Жизнь создает такие острые сюжеты с роковыми перипетиями, до которых не дано дойти умам великим.

– И когда у нас с Марией случился крайний разговор, я осознал, насколько она изменилась. Она уже не была той девушкой, которую я любил. Ранее Мария была добродушным человеком, не способным причинить зла другому. Я был уверен, что ее дружба с Анной, начавшаяся в больнице, искренняя, а обнаружилось, что она знала, что та моя супруга, оттого и, включив лицемерие, прониклась к ней в доверие, тем самым пытаясь проучить меня, что яко бы я не должен с кем-то быть, когда она замужем за Джейсоном. По ее мнению, я опоздал с предложением руки и сердца. Если бы я днем ранее это сделал, то она выбрала бы меня.

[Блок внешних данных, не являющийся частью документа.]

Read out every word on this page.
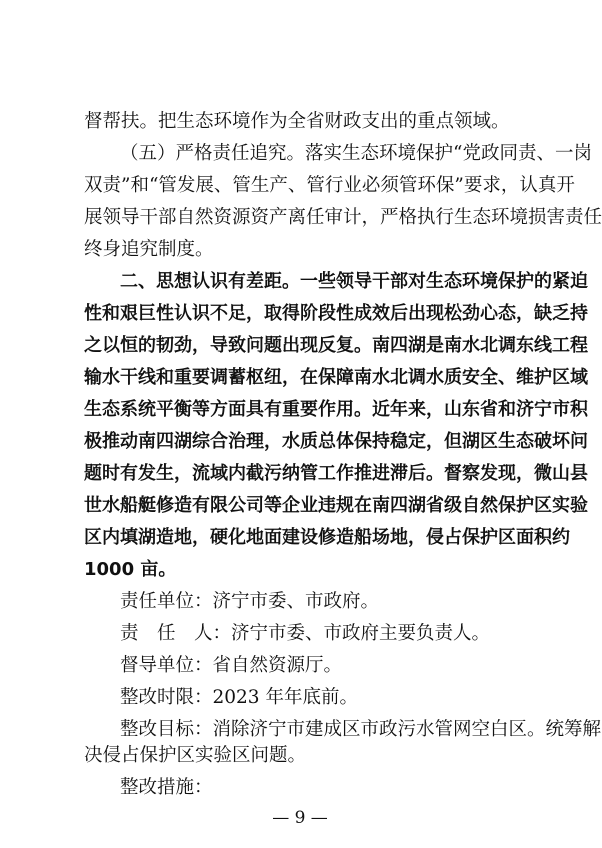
督帮扶。把生态环境作为全省财政支出的重点领域。
（五）严格责任追究。落实生态环境保护“党政同责、一岗
双责”和“管发展、管生产、管行业必须管环保”要求，认真开
展领导干部自然资源资产离任审计，严格执行生态环境损害责任
终身追究制度。
二、思想认识有差距。一些领导干部对生态环境保护的紧迫
性和艰巨性认识不足，取得阶段性成效后出现松劲心态，缺乏持
之以恒的韧劲，导致问题出现反复。南四湖是南水北调东线工程
输水干线和重要调蓄枢纽，在保障南水北调水质安全、维护区域
生态系统平衡等方面具有重要作用。近年来，山东省和济宁市积
极推动南四湖综合治理，水质总体保持稳定，但湖区生态破坏问
题时有发生，流域内截污纳管工作推进滞后。督察发现，微山县
世水船艇修造有限公司等企业违规在南四湖省级自然保护区实验
区内填湖造地，硬化地面建设修造船场地，侵占保护区面积约
1000 亩。
责任单位：济宁市委、市政府。
责　任　人：济宁市委、市政府主要负责人。
督导单位：省自然资源厅。
整改时限：2023 年年底前。
整改目标：消除济宁市建成区市政污水管网空白区。统筹解
决侵占保护区实验区问题。
整改措施：
— 9 —
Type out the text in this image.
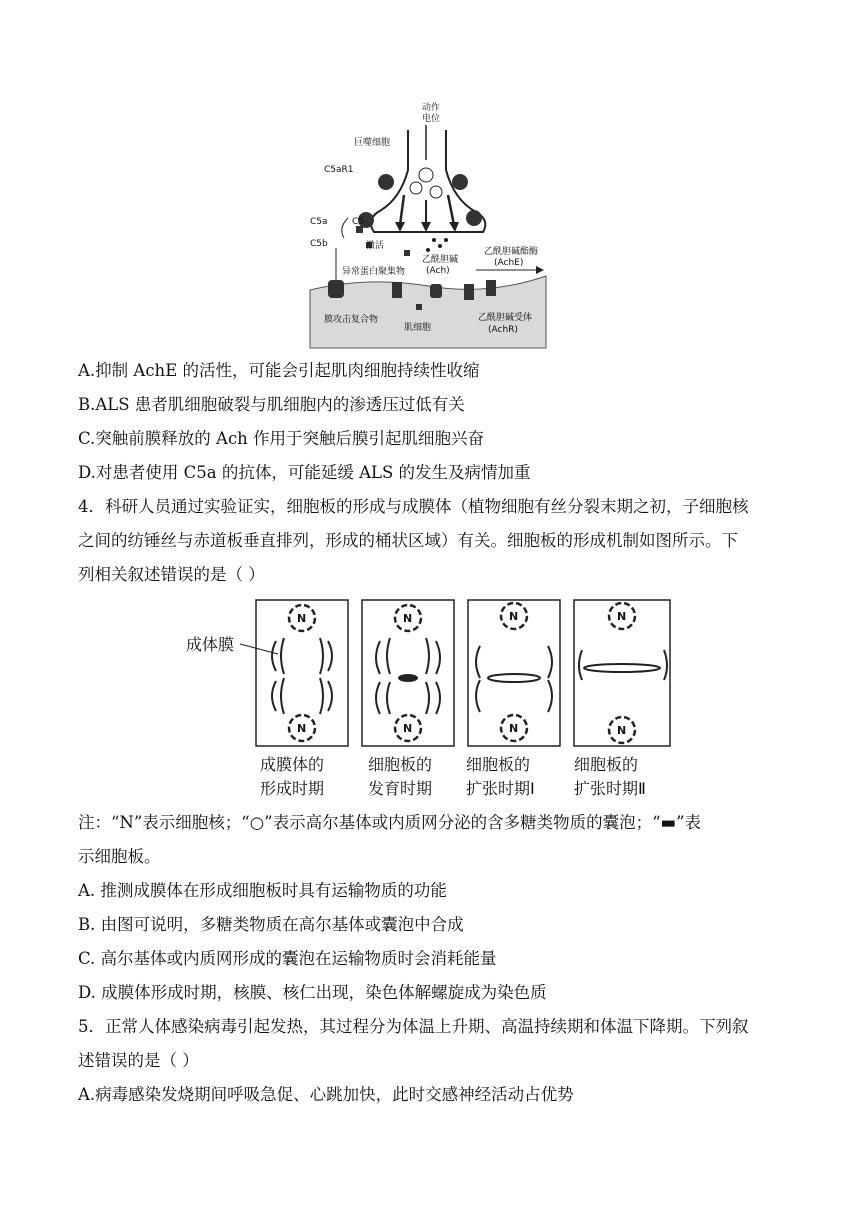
动作
电位
巨噬细胞
C5aR1
C5a	C5
C5b	激活
异常蛋白聚集物
乙酰胆碱
(Ach)
乙酰胆碱酯酶
(AchE)
膜攻击复合物
肌细胞
乙酰胆碱受体
(AchR)
A.抑制 AchE 的活性，可能会引起肌肉细胞持续性收缩
B.ALS 患者肌细胞破裂与肌细胞内的渗透压过低有关
C.突触前膜释放的 Ach 作用于突触后膜引起肌细胞兴奋
D.对患者使用 C5a 的抗体，可能延缓 ALS 的发生及病情加重
4．科研人员通过实验证实，细胞板的形成与成膜体（植物细胞有丝分裂末期之初，子细胞核
之间的纺锤丝与赤道板垂直排列，形成的桶状区域）有关。细胞板的形成机制如图所示。下
列相关叙述错误的是（ ）
成体膜
N
N
N
N
N
N
N
N
成膜体的
形成时期
细胞板的
发育时期
细胞板的
扩张时期Ⅰ
细胞板的
扩张时期Ⅱ
注：“N”表示细胞核；“○”表示高尔基体或内质网分泌的含多糖类物质的囊泡；“▬”表
示细胞板。
A. 推测成膜体在形成细胞板时具有运输物质的功能
B. 由图可说明，多糖类物质在高尔基体或囊泡中合成
C. 高尔基体或内质网形成的囊泡在运输物质时会消耗能量
D. 成膜体形成时期，核膜、核仁出现，染色体解螺旋成为染色质
5．正常人体感染病毒引起发热，其过程分为体温上升期、高温持续期和体温下降期。下列叙
述错误的是（ ）
A.病毒感染发烧期间呼吸急促、心跳加快，此时交感神经活动占优势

Какой вздор! – Он издает хохот от противных чувств.

 

– Любила ли она вас вовсе? – неожиданно выбрасывается из меня с невольной бестактностью. – Вы не посчитайте, что я хочу обидеть вас как-то, принизить значение любви. Но… раз она обзавелась ненавистью к вашей семье, то какая здесь любовь? Я был бы воистину рад, если бы тот человек, которого я люблю, будет счастливым, пусть даже не со мной…

Он моментально приподнимает уголки губ и также моментально опускает.

– Ее обуяла ревность, Джексон. Трудно сказать о ее любви, ты прав. Сейчас во мне горит отвращение к ней. Эта женщина хотела, чтобы я, не осмелившись тогда сделать её своей, был в одиночестве всю жизнь. И она добилась своего. Я один. Я виновник всего, что случилось. Только я. Я был трусом.

Он почувствовал новый привкус его опустошенной жизни.

– Глупости! Неужели мама не видела своей вины?! Как она могла кинуться на шею другому мужчине, если, согласно вашим словам, любила вас? А папа? Как папа мог быть с ней, когда знал, что она ваша девушка? – рьяно сыплю его вопросами, одновременно пытаясь обстоятельно думать.

– Я слишком доверчив, Джексон.

«Как и я».

Мы, оказывается, похожи с ним. Чертовски.

С одной стороны, я ужасно зол на маму, за то, что она не раз влезала в чужие отношения, но с другой – вероятно, ей неведомо, как правильно поступать, да и, впрочем, как нужно жить?!

Он бессильно погружается глазами в свои трясущиеся руки, упавшие на колени. Биение былых времен не отпускает его.

– Мистер Ник, какое количество раз вы находились с моей мамой до… – сложно выразить это словами, – до случившег…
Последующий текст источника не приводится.